Dealing with loss: Grief can unite strangers, help heal

I was 19 or so at the time. My mom came running to me, just as I was about to head out to my journalism class. I could hear some garbled words over the cordless phone she held upside down in her hand.

Mom, in an unusually urgent fashion, didn’t mince words. Her cousin, a 30-something mother of two, had been in an accident. A truck had hit her car from behind on a busy New Delhi road as she was on her way to the school where she taught English.

She was in a hospital and needed blood.

We rushed to be by her side. My mom tried to stay composed, as did I, not willing to grasp the possibility that she wouldn’t make it. She had two little ones to love and raise, after all. Her son was about 4 and her daughter barely 9 months old.

I donated blood. We prayed feverishly. She didn’t make it.

Memories of a father performing some of the final rituals on his daughter are still seared in my mind.

Somehow, everyone coped. Moved on? I’m not so sure.

There’s the immediate sense of loss, a stabbing pain, almost. Then, over time, the pain dulls but the memories and occasional reminders definitely linger – some days sharper than others.

The importance of a healthy grieving process became very clear to me on a recent weekend when I visited the Banner Hospice Dottie Kissinger Bereavement Camp. I was writing an article about the camp, where a group of about 30 strangers, 6 years and older, get together over a three-day weekend, in Payson, Arizona, to deal with the loss of loved ones. Led by grief counselors, music therapists and volunteers, the camp is held twice a year. Adults learn to express themselves about the loss of a loved one, while kids and young adults mainly learn to express their grief through activities such as music, painting and a hike to find geodes, those simple-looking rocks, that when split open reveal a surprise crystal-filled center.

As I took in the activities at the camp, a young boy immediately caught my eye. He was 6, right around my son’s age.

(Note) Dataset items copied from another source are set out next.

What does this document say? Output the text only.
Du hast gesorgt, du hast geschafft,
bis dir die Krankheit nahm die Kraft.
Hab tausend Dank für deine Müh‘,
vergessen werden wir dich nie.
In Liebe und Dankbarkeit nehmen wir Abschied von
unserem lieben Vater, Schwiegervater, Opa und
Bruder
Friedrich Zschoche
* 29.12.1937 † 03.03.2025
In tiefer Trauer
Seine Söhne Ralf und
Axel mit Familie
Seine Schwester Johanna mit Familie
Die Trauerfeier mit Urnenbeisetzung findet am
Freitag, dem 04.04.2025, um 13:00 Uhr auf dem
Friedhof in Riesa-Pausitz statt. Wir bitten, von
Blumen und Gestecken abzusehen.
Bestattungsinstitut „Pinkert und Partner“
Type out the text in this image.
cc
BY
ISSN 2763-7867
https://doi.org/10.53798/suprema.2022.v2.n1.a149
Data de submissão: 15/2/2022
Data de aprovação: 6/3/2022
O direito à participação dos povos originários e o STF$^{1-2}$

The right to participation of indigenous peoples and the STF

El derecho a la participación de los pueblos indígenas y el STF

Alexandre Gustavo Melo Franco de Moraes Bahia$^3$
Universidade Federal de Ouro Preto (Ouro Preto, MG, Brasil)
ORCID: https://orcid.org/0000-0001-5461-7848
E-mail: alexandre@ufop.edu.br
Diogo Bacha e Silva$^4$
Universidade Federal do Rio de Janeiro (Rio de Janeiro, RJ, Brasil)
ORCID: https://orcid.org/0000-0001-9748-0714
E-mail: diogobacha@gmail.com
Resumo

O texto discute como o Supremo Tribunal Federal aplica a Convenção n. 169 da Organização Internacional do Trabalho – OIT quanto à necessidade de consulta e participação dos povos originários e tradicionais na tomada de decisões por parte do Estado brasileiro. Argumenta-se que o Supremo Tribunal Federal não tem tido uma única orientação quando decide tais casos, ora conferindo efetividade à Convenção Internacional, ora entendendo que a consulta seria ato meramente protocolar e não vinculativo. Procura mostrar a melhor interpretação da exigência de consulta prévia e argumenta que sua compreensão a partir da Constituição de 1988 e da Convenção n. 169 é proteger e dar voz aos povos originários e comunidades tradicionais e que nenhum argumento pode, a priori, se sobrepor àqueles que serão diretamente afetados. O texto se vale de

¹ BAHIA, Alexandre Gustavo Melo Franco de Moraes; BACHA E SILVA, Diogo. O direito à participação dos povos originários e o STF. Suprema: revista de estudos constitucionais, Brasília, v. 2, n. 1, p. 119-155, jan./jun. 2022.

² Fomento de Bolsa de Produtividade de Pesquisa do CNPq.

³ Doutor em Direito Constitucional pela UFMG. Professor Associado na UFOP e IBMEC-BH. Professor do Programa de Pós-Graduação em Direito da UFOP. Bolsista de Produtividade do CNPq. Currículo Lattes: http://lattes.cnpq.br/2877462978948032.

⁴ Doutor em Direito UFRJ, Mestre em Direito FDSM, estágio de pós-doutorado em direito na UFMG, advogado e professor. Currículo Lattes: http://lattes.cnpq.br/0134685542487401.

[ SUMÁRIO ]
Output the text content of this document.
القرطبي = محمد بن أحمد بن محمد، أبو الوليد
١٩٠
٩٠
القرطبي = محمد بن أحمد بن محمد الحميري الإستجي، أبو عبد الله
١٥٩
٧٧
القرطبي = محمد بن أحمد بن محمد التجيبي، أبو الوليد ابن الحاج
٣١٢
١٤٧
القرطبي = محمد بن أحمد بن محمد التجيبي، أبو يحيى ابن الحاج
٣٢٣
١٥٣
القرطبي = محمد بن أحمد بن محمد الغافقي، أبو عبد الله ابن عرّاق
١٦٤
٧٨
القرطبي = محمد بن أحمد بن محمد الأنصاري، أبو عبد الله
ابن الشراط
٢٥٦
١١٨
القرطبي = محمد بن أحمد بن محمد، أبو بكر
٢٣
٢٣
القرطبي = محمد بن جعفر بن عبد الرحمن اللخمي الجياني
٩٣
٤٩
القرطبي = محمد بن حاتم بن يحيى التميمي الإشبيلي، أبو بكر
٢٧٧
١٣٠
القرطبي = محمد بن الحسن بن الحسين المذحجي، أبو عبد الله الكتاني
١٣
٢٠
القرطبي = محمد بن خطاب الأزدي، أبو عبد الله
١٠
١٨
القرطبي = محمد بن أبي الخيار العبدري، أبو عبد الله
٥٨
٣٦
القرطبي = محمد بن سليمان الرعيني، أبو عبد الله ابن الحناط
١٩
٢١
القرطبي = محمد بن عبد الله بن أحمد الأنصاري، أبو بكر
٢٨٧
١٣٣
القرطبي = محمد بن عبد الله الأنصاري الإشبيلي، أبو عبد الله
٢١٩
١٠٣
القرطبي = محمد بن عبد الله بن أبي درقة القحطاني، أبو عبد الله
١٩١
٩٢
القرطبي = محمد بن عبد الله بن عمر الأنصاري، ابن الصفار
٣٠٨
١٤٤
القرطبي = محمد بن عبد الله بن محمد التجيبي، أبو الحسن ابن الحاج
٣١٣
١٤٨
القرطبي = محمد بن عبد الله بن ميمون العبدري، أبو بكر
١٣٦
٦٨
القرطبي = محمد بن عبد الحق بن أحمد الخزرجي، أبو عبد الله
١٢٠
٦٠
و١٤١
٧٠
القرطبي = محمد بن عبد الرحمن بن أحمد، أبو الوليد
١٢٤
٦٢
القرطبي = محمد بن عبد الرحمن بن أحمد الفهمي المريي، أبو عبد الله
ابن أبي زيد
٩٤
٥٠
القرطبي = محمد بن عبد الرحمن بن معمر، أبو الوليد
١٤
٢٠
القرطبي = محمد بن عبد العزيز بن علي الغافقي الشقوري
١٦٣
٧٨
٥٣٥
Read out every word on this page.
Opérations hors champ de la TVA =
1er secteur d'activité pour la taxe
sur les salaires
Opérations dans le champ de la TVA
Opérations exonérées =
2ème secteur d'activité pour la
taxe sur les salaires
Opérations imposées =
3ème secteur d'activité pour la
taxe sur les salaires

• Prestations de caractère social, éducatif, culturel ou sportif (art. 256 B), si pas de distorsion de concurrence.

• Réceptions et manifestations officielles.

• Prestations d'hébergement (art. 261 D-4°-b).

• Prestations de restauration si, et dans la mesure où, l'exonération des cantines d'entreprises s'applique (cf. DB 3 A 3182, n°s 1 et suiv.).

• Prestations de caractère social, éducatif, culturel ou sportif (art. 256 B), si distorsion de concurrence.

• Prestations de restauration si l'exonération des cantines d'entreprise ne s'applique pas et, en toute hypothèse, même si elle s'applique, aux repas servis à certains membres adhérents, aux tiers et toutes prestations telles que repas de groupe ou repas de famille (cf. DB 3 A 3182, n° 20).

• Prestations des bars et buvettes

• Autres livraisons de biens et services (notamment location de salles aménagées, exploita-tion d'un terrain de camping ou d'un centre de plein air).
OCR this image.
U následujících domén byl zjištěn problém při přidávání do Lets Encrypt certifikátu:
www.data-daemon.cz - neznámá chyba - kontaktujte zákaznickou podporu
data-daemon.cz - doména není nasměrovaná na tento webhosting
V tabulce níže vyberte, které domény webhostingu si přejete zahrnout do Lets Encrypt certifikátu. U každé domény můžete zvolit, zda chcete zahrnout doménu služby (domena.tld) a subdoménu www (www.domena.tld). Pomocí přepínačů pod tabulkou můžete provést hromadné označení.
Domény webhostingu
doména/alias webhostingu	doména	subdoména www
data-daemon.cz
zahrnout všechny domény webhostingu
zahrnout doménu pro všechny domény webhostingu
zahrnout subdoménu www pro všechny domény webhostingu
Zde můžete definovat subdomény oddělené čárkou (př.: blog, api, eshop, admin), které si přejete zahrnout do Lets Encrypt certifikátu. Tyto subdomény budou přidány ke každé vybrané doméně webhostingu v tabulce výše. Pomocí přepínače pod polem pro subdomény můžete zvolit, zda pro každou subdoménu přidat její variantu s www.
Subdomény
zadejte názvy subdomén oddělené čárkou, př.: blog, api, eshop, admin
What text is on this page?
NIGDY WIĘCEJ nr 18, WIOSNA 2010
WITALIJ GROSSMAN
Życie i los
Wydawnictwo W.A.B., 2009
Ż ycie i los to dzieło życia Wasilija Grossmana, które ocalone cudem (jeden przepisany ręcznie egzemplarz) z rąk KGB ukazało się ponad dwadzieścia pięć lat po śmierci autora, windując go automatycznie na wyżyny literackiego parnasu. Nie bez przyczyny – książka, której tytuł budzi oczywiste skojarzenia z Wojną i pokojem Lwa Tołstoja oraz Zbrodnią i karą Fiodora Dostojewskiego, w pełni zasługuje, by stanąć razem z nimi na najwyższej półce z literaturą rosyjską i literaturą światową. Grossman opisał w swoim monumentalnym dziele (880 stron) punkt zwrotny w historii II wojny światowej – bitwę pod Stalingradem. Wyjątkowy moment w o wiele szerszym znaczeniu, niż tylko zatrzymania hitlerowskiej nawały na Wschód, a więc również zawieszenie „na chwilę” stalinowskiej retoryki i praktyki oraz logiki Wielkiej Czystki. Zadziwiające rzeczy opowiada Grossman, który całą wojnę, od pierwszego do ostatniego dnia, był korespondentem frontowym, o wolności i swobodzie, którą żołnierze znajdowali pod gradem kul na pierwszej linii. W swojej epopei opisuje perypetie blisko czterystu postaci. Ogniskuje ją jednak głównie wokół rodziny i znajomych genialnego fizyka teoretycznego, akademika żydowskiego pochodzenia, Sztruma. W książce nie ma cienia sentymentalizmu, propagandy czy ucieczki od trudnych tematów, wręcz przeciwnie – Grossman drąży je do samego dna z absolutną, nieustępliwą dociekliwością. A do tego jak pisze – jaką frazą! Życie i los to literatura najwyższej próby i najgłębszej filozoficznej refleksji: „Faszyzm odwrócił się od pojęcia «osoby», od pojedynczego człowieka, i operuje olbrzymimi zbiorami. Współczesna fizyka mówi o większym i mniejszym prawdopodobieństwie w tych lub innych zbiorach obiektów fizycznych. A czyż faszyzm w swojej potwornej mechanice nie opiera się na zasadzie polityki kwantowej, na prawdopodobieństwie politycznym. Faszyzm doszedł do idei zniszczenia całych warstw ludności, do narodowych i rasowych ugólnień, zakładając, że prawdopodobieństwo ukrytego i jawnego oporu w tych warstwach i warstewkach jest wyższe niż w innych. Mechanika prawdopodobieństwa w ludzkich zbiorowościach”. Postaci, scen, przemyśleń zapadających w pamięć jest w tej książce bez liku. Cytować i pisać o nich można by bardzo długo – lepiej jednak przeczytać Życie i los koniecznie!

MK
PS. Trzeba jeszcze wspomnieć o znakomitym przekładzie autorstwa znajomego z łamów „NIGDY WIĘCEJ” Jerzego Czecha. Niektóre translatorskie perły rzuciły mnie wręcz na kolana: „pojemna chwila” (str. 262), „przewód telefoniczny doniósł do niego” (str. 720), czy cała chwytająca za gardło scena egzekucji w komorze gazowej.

He’d lost his mom to cancer.

My heart broke, remembering the 4-year-old boy, who, all those years ago, had almost whimpered: “Mom’s never going to come back, is she.” Or words to that effect.

My video production colleagues poignantly captured the experiences of families that participate in the bereavement camp, where the sole aim of the grief counselors is to help families figure out how to begin the process of healing. For themselves and those around them.

Read the article (Page 15) here to learn more about the camp through the eyes of one group of participants and watch the video above.

In life, everyone will experience loss – some more traumatic and unexpected than others. But it’s heartening to know there are support systems out there, including grief support groups, also run by Banner Hospice.

As David Rosh, the bereavement camp grief counselor, put it: the camp is not the answer to the heartache one feels, but it can be a “powerful healing experience.”